Non uscì un granché, di quella storia, sugli altri giornali, e Rebecca cercò Jasper Gwyn per rassicurarlo, ma non riuscì a trovarlo. Si fece vivo lui, dopo qualche, giorno, e fu di poche parole, disse che andava tutto bene. Rebecca lo conosceva abbastanza da non insistere. Smise di cercarlo. Ritagliava gli articoli, pochi, che avevano ripreso la notizia. Si disse che tutto sommato era andata bene. Lavorava in un minuscolo ufficio che Jasper Gwyn aveva trovato per lei, un buco amabile, non lontano da casa sua. Incontrò tre candidati (tutt’e tre avevano letto il tabloid) senza che nessuno la convincesse veramente. Trascorsa una settimana, si aspettò che accadesse quello che sempre accadeva quando l’imperscrutabile volontà delle Caterina de’ Medici decideva che il tempo era finito. Qualche giorno e Jasper Gwyn le avrebbe consegnato una copia del ritratto. Lei allora avrebbe convocato il cliente, che sarebbe venuto a ritirarlo, a saldare il conto e a restituire la chiave dello studio. Era tutto rodato e ripetitivo, e questo le piaceva. Solo che quella volta Jasper Gwyn tardò a farsi vivo, e in compenso si presentò da lei, una mattina, Mr Trawley. Aveva da dire che, secondo sua figlia, le Caterina de’ Medici si erano spente, e l’avevano fatto anche in un modo piuttosto elegante, ma la verità è che quando questo era successo erano ormai nove giorni che Jasper Gwyn non si presentava nello studio. Sua figlia non aveva mancato di recarvisi ogni pomeriggio, ma non l’aveva più visto. Adesso Mr Trawley si chiedeva se dovesse fare qualcosa di particolare, o semplicemente aspettare. Non era preoccupato, ma aveva preferito venire di persona ad appurare che tutto andasse bene.

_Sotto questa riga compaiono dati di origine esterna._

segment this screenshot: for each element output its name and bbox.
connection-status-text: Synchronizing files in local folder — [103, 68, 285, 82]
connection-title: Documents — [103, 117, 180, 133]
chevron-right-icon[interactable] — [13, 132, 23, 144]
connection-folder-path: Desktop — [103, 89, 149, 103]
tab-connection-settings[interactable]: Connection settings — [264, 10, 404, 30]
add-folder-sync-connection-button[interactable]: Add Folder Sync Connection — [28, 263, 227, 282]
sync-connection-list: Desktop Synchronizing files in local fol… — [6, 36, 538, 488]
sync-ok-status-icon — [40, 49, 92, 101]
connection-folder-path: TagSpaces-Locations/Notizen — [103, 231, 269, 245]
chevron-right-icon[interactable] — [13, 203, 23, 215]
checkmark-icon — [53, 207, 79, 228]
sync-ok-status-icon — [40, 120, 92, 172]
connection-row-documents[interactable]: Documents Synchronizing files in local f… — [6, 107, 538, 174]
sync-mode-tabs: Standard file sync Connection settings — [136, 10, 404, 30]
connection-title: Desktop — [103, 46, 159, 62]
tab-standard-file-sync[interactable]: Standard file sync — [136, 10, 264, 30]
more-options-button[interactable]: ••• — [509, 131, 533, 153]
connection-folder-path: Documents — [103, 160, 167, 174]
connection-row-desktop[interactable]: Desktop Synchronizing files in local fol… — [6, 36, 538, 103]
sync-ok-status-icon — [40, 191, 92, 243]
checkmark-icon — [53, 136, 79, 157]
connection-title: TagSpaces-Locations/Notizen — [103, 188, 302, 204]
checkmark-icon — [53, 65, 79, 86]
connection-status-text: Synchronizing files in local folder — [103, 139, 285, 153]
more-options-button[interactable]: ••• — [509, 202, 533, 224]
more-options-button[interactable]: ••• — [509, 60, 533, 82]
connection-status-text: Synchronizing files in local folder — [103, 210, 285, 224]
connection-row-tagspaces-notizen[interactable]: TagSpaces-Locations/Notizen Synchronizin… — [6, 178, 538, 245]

– E’ proprio sicuro che Mr Gwyn non si sia presentato per nove giorni?, chiese Rebecca.
– Mia figlia dice così.
Rebecca lo fissò in modo interrogativo.
– Sì, mi rendo conto, disse lui. Ma in questo caso sono propenso a crederle.
Rebecca disse che avrebbe controllato e che si sarebbe fatta viva al più presto. Non era tranquilla, ma non lo diede a vedere.
Prima di andarsene Mr Trawley trovò il modo di chiedere se per caso Rebecca aveva idea di com’era andata, là nello studio. Quel che in realtà avrebbe voluto chiedere era se sua figlia si era comportata decentemente.
– Non lo so, disse Rebecca. Mr Gwyn non racconta un granché di quel che succede là dentro, non è nel suo stile.
– Capisco.
– Quel che ho intuito è che sua figlia non è un soggetto facile, per così dire.
– No, non lo è, disse Mr Trawley. Fece una pausa.
– Alle volte può essere estremamente sgradevole, o esageratamente attraente, aggiunse.
Rebecca pensò che le sarebbe piaciuto essere una ragazzina di cui si potesse dire una cosa del genere.
– Le faccio sapere, Mr Trawley. Sono sicura che si sistemerà tutto.
Mr Trawley disse che non ne dubitava.
Il giorno dopo comparve sul “Guardian” un ampio servizio sulla vicenda dei ritratti. Era più preciso di quello apparso sul tabloid e si spingeva a citare il nome di Jasper Gwyn. A lui era dedicato anche un secondo articoletto, in cui si dava conto della sua carriera.
Rebecca si affrettò a cercare Jasper Gwyn. Non lo trovò a casa, e nemmeno un giro nelle lavanderie del quartiere servì a qualcosa. Sembrava sparito.
Non accadde nulla per cinque giorni. Poi Rebecca ricevette da Jasper Gwyn una spessa busta contenente il ritratto della ragazzina, confezionato con la solita meticolosa cura, e un biglietto di poche righe. Diceva che per un po’ gli sarebbe stato impossibile farsi vivo. Contava sul fatto che Rebecca tenesse a bada tutto quanto, nel frattempo. Si sarebbe reso necessario rinviare il prossimo ritratto: non era sicuro di poter tornare a lavorare prima di un paio di mesi. Ringraziava e salutava con un grande abbraccio. Non faceva alcun riferimento all’articolo del “Guardian”.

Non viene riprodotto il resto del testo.